George and Alfred Degiorgio are requesting copies of statements given by their former co-accused Vince Muscat during investigations as well as the magisterial inquiry into the Daphne Caruana Galizia assassination.
Their request was thrashed out on Wednesday morning when the brothers, accused of carrying out the car bomb explosion outside the journalist’s Bidnija home in October 2017, were escorted back to court.
The brothers, smartly dressed and under heavy security, sat in the dock, following the arguments put forward by their lawyer William Cuschieri and deputy attorney general Philip Galea Farrugia about their request for the additional evidence.
Their request was two-fold.
The Degiorgios sought a copy of all statements released by Muscat, known as il-Koħħu, in the course of police investigations into the murder.

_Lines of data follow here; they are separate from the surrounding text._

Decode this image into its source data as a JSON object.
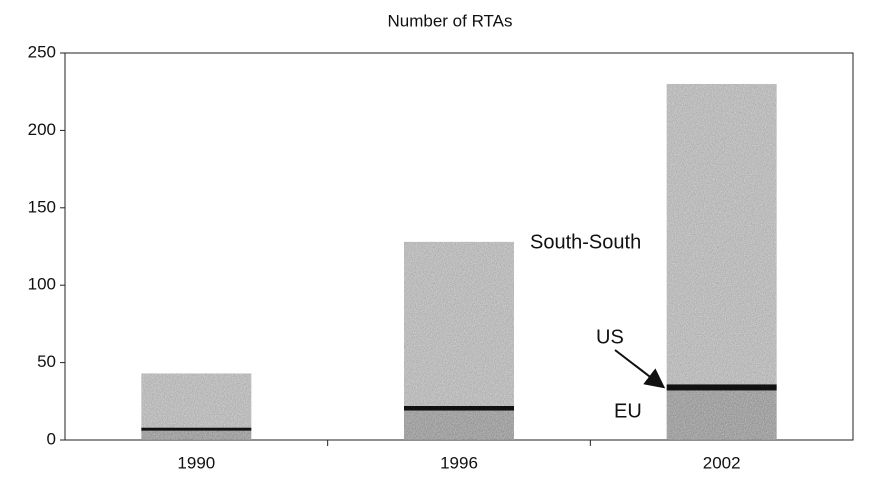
{
  "chart_data": {
    "type": "stacked_bar",
    "title": "Number of RTAs",
    "categories": [
      "1990",
      "1996",
      "2002"
    ],
    "series": [
      {
        "name": "EU",
        "color": "#a6a6a6",
        "values": [
          6,
          19,
          32
        ]
      },
      {
        "name": "US",
        "color": "#111111",
        "values": [
          2,
          3,
          4
        ]
      },
      {
        "name": "South-South",
        "color": "#c4c4c4",
        "values": [
          35,
          106,
          194
        ]
      }
    ],
    "ylim": [
      0,
      250
    ],
    "yticks": [
      0,
      50,
      100,
      150,
      200,
      250
    ]
  }
}
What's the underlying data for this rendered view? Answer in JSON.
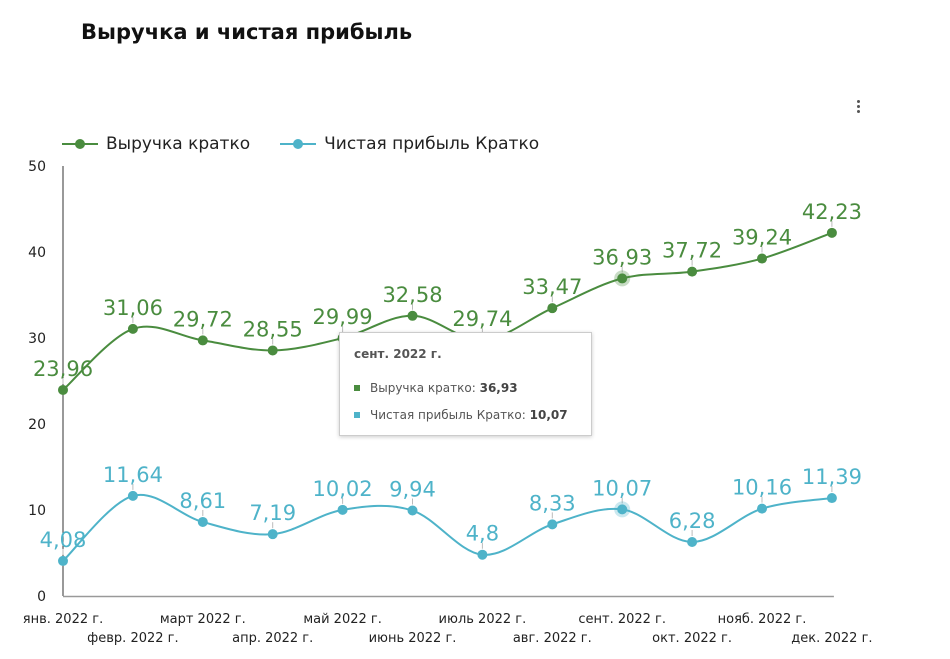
{
  "title": "Выручка и чистая прибыль",
  "menu_icon": "more-vert-icon",
  "tooltip": {
    "title": "сент. 2022 г.",
    "rows": [
      {
        "label": "Выручка кратко: ",
        "value": "36,93"
      },
      {
        "label": "Чистая прибыль Кратко: ",
        "value": "10,07"
      }
    ]
  },
  "chart_data": {
    "type": "line",
    "title": "Выручка и чистая прибыль",
    "categories": [
      "янв. 2022 г.",
      "февр. 2022 г.",
      "март 2022 г.",
      "апр. 2022 г.",
      "май 2022 г.",
      "июнь 2022 г.",
      "июль 2022 г.",
      "авг. 2022 г.",
      "сент. 2022 г.",
      "окт. 2022 г.",
      "нояб. 2022 г.",
      "дек. 2022 г."
    ],
    "series": [
      {
        "name": "Выручка кратко",
        "color": "#4a8c3f",
        "values": [
          23.96,
          31.06,
          29.72,
          28.55,
          29.99,
          32.58,
          29.74,
          33.47,
          36.93,
          37.72,
          39.24,
          42.23
        ],
        "labels": [
          "23,96",
          "31,06",
          "29,72",
          "28,55",
          "29,99",
          "32,58",
          "29,74",
          "33,47",
          "36,93",
          "37,72",
          "39,24",
          "42,23"
        ]
      },
      {
        "name": "Чистая прибыль Кратко",
        "color": "#4eb3c9",
        "values": [
          4.08,
          11.64,
          8.61,
          7.19,
          10.02,
          9.94,
          4.8,
          8.33,
          10.07,
          6.28,
          10.16,
          11.39
        ],
        "labels": [
          "4,08",
          "11,64",
          "8,61",
          "7,19",
          "10,02",
          "9,94",
          "4,8",
          "8,33",
          "10,07",
          "6,28",
          "10,16",
          "11,39"
        ]
      }
    ],
    "yticks": [
      "0",
      "10",
      "20",
      "30",
      "40",
      "50"
    ],
    "ylim": [
      0,
      50
    ],
    "legend": "top-left",
    "grid": false,
    "highlighted_category": "сент. 2022 г."
  }
}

They also wanted a copy of the sworn testimony given by the now self-confessed and convicted hitman in the Caruana Galizia magisterial inquiry.
The request was clear enough, but the manner whereby such information could be made available was a different matter, possibly giving rise to some complexity.
“Is it possible to present part of a statement or testimony? Or is it one whole thing? Is it possible to partition it and to draw a demarcation line,” questioned Madam Justice Edwina Grima, presiding over the murder proceedings.
Superintendent Keith Arnaud and Inspector Kurt Zahra, lead investigators in the Caruana Galizia murder, jointly took the witness stand to shed light on the matter.
Arnaud explained that Muscat’s audio-visual statements could be edited, leaving out any parts which were “over and above” the charges concerning the Degiorgios.
The first four DVDs concerned the Caruana Galizia case, however, care needed to be taken when editing because Muscat had occasionally shifted from one case to another, somewhat upsetting the chronological narrative.
Moreover, in these police statements, Muscat had not mentioned names, Arnaud pointed out, explaining that, at the time, Muscat had still been hoping for a presidential pardon.
Persons indicated by Muscat were only referred to as ‘A’, ‘B’ and so on, Arnaud said, adding that those recorded statements had not yet been transcribed.
The sworn testimony given before the inquiring magistrate was a different matter, Arnaud explained, pointing out that the hard copy could be edited by blanking out the parts that were not relevant to the Degiorgios case.
Following this explanation, the accused’s lawyer declared that should the court uphold the defence’s request, he would not object to getting just the relevant parts as redacted by the prosecuting officers.
Cuschieri argued that such “material evidence” was needed not only for the purpose of disclosure but also to be able to control Muscat’s testimony.
It was important for the defence, as much as the prosecution and the police, to have all the facts at hand, argued the lawyer.
However, Galea Farrugia rebutted that Muscat’s interviews with the police were “voluntary information” given without caution and for a specific purpose, namely to secure a presidential pardon.
Consequently, they did not amount to “material evidence” to be used in the Degiorgios case, argued the deputy AG.
The sworn testimony given before the inquiring magistrate was a different matter, said Galea Farrugia.
“I’d be more inclined to exhibit that,” he said.
Madam Justice Grima stated that she would decree upon the matter in chambers, indicating which, if any, of the requested evidence was to be allowed.
Meanwhile, Muscat’s cross-examination by the Degiorgios’ lawyer is set to continue when the compilation of evidence resumes before the Magistrates’ Court.